In a continuing effort to see the benefits of the core i7-975, I present to you a benchmark of both the w3580 and 975.. for some reason the i7-975 beats the w3580.. have a look for yourself.

One possible theory: ECC memory.. this slows down the computer, as it has to check for errors constantly.. where as non-ecc doesn't.

Could it be that this is the one denominator that makes the core i7 faster? Other i7's and w35xx processors are benchmarked too.. let me know the answer to this.

http://www.cpubenchmark.net/cpu_lookup.php?cpu=Intel+Xeon+W3580+@+3.33GHz

http://www.youtube.com/watch?v=3jz9OaIwVOo - actually shows the i7 975 kicking the w3580's butt.. not much though, but still something to consider.. or is it? And again, is it due to the fact of ecc memory as many have suggested, or is it due to the fact that the xeons were always slower than their desktop brothers?


Roman.
 
Those numbers don't prove the Core i7's are faster. To make the comparison you need proper testing on the same system with and with out ECC when using the Xeon. There are a lot of things that can affect the scores that are submitted to sites like that, especially as it is an average of many results.
 
Those numbers don't prove the Core i7's are faster. To make the comparison you need proper testing on the same system with and with out ECC when using the Xeon. There are a lot of things that can affect the scores that are submitted to sites like that, especially as it is an average of many results.

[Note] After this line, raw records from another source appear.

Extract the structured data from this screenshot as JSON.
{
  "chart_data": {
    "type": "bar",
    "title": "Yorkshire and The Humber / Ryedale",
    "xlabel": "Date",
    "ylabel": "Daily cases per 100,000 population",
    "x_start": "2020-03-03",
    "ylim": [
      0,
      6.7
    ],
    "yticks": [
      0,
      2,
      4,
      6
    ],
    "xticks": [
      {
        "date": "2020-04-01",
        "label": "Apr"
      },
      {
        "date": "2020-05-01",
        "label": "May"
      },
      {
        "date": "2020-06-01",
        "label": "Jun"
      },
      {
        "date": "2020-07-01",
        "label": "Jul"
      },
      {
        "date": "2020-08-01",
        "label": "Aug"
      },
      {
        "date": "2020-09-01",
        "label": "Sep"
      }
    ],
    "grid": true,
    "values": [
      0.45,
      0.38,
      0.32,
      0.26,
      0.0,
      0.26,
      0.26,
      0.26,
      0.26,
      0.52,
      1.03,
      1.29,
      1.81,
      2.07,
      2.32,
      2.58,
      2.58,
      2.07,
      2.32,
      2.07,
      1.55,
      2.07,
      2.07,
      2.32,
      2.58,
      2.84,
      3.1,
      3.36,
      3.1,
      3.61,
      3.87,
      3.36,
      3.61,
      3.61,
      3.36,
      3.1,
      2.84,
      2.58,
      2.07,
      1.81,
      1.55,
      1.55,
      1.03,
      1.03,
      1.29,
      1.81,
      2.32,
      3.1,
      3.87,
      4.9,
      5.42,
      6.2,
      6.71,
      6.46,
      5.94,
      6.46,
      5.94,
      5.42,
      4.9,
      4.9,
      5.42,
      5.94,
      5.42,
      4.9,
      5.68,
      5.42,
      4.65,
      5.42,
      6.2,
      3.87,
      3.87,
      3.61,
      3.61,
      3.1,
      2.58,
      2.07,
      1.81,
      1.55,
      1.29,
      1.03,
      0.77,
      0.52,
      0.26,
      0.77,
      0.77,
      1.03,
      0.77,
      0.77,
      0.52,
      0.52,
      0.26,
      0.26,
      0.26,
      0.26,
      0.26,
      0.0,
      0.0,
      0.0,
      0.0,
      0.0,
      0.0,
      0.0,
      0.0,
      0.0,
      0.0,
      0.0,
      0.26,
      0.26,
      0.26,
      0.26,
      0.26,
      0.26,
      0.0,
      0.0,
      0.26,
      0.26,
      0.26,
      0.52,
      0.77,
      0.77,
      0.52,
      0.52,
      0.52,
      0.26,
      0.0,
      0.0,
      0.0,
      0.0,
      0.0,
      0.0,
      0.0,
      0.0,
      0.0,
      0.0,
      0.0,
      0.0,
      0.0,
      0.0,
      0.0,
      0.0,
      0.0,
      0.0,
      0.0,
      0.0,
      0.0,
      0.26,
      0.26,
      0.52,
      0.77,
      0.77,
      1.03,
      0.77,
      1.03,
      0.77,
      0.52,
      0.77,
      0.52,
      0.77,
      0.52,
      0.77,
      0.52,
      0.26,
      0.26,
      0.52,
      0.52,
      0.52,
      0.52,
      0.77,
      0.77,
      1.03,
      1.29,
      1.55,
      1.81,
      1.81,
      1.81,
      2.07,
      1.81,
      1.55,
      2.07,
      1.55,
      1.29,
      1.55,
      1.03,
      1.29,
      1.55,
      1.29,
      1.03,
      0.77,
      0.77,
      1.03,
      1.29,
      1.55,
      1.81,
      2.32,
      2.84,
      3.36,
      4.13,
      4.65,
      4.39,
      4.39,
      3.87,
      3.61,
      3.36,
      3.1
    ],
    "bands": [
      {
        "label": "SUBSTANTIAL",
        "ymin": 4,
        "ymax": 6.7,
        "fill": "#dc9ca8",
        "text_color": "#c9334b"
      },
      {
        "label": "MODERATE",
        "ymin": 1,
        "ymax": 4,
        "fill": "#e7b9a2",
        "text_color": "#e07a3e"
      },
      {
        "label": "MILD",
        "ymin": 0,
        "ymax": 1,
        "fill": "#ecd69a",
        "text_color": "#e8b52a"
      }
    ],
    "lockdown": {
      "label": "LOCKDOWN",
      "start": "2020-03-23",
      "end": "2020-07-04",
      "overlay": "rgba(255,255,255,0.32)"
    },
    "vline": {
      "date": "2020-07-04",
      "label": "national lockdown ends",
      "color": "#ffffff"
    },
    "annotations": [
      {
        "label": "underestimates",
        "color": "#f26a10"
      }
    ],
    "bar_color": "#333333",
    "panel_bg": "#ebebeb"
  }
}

I agree. Using a real world benchmark such as HandBrake would be a lot better than a synthetic CPU Mark in addition to your recommendation.
 
In this comparison, the clock speed is identical, as is the architecture, save the fact ECC is Disabled in the i7-975.

Keep in mind that ECC increases the timing values, and under certain conditions, will be seen under benchmarks (synthetic), and real world under SMP based applictations that can really utilize the memory system.

Real world benchmarks would give you a clearer picture, and the Xeon would need non-ECC RAM in it as well (keeping all other things equal). There may yet be very small variances, but would show that not all CPU's are identical in performance, even if it's the same part number on the same system (testing random samples of the same CPU P/N, with nothing else changing in the system).